Ему ответило враждебное молчание, полное укоризненных, сердитых взглядов. Молодежь не условилась, кто будет говорить, и теперь замялась в ожидании почина. Но одна из курсисток произнесла вполголоса:
— Потому что бесправие и произвол… это — свинство!..
И тогда заговорили все сразу. И стали наступать на Брыкаева, и махать руками, и кричать сердитыми, высокими голосами, словно в непрерывном пении молодых петухов.
— Господа, — улыбнулся Брыкаев кротко и беспомощно, — будьте так любезны, пусть говорит кто-нибудь один… так, — я ничего не пойму: природа одарила меня только двумя ушами.
Осилил шум густым голосом и складно заговорил студент-медик, высокий, красивый парень с румяно-смуглым круглым лицом и серьезными чистыми глазами умного ребенка. По борту мундира висела у него алюминиевая цепочка и — покуда студент говорил — с жестокостью теребил ее толстыми красными пальцами. Цепочка не выдержала — разорвалась. Студент сконфузился и потерял нить речи, словно в оборванной цепочке таился весь его ораторский секрет. Заплел, замямлил, заповторялся.
— Ничего-с не понимаю, — сожалительно вздохнул Брыкаев, — извините-с, но решительно ничего-с… Извольте объясниться удовлетворительно.
Студент густо покраснел и — в скрытой, презрительной язвительности полицеймейстера будто нашел себе нравственную опору.
— Я спрашиваю от лица моих товарищей: на каком основании сегодня нас не допускают в ложи более, чем в количестве пяти человек?
— И стоячие места в проходах уничтожили! — рявкнул незримый бас.
Он был такого маленького роста, что его не видать было из-за других, но громыхал голосиною— как из бочки.

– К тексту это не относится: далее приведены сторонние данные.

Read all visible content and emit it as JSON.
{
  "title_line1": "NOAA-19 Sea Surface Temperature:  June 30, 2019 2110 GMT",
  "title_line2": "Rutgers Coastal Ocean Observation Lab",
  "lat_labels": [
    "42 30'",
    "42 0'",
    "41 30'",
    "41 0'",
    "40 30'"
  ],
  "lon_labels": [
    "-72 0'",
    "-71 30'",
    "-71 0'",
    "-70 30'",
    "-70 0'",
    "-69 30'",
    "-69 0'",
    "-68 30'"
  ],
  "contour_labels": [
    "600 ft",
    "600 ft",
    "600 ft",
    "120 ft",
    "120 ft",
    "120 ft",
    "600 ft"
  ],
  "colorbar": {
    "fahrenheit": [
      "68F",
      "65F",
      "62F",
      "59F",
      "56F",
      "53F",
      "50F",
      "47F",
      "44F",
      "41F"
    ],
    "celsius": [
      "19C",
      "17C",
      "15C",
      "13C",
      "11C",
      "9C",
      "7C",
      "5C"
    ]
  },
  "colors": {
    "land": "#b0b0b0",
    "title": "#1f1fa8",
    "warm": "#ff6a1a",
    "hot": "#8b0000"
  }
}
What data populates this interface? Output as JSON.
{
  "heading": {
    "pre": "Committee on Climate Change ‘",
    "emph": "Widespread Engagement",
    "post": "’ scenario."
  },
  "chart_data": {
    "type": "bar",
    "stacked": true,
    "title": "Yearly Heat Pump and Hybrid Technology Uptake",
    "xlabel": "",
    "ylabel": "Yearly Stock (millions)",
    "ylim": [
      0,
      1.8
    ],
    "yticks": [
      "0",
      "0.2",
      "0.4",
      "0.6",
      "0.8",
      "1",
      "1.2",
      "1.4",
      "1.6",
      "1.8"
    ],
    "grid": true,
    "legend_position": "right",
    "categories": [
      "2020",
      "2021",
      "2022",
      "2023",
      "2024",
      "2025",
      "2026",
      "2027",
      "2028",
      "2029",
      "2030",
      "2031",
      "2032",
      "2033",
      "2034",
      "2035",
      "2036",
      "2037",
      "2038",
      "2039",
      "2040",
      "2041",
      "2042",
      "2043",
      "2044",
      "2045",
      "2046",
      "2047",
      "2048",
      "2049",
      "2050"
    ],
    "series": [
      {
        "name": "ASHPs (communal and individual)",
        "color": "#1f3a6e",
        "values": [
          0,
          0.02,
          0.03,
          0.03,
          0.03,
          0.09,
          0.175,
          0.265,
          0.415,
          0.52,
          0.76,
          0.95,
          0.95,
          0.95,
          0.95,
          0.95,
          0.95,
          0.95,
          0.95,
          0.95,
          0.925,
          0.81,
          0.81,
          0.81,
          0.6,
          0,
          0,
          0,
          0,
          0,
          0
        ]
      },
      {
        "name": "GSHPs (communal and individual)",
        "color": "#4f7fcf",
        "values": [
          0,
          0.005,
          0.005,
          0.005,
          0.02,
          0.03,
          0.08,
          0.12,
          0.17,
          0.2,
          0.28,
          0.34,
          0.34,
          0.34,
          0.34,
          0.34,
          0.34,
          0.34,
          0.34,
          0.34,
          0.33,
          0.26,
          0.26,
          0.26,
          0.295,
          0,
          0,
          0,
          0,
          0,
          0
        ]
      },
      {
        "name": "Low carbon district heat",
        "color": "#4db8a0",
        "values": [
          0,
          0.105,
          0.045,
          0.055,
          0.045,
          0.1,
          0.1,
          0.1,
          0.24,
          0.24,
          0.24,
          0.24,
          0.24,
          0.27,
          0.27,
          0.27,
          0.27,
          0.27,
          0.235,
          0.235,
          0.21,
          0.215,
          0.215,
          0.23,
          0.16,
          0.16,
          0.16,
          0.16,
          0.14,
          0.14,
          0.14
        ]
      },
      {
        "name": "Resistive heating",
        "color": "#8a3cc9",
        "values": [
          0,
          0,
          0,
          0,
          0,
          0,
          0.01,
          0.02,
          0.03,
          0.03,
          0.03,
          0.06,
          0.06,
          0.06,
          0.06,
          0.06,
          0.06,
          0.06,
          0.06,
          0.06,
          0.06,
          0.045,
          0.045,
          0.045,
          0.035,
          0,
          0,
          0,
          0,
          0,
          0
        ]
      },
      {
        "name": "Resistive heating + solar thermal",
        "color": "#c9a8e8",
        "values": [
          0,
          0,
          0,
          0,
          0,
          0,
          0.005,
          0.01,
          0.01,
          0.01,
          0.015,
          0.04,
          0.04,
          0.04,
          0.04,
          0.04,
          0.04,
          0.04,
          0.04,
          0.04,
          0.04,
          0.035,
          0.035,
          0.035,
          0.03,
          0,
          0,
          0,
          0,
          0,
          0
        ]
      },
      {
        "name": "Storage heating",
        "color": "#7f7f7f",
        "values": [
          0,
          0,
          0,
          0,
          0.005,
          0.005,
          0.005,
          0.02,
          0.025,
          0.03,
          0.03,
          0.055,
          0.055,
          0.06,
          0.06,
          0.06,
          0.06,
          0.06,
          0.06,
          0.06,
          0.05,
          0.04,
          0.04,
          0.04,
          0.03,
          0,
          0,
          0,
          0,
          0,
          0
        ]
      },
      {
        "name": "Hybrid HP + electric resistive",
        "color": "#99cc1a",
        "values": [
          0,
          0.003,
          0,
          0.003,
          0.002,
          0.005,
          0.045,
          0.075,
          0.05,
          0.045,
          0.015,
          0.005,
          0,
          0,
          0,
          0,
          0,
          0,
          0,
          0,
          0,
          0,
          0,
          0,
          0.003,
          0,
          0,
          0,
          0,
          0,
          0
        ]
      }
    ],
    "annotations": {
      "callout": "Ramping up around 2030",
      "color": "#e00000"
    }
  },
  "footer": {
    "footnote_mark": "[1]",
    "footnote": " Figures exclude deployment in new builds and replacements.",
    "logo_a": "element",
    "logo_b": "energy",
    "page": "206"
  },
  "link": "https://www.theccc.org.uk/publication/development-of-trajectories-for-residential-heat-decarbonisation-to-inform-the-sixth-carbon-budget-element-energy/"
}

— По правилу-с, — любезно поклонился полицеймейстер. — На законнейшем основании. Есть такой пункт в арендном контракте между городом и г-жою Савицкою. Сверх того, полицейские правила общественной безопасности…
Все глаза обратились на Елену Сергеевну. Она — издали, нехотя, — кивнула головою: да, есть, мол, такой пункт. Все заговорили:
— Но в практике театра установился прецедент…
— Абсурд и нонсенс!
— Это правило никогда не соблюдалось!
— Просто, — полицейские крючки!
— Преспокойно ходили, сколько влезет!
— Придирка и произвол!
— Мы не в состоянии впятером платить за ложу десять рублей!
— Вы хотите отнять у студенчества любимый наш театр!
— Господа, — возвысил голос Брыкаев, — правило есть правило. Дура лекс сед лекс [275], — щегольнул он латынью. — Если существовало и длилось привычное правонарушение, об этом можно только сожалеть, но — вы сами законы изучаете: изумляться, что правонарушение прекращается, и негодовать на то — по меньшей мере, странно-с.
— Да помилуйте! У нас сегодня десятки складчин.
— Разве можно так неожиданно?
— Без предупреждения?
— Закон обратного действия не имеет!
— Что же нам теперь — жребий бросать, что ли, кому оставаться в театре, кому идти по домам?
— Коллеги ждут на улице, их даже в театр не пускают!
— А! я согласен! — сладко возразил Брыкаев, — то обстоятельство, что вы, господа, не были предупреждены, конечно, неудобно и свидетельствует о некоторой небрежности. Но тут уже не наша вина: мы не обязаны… спрашивайте с дирекции. Это — интерес театра.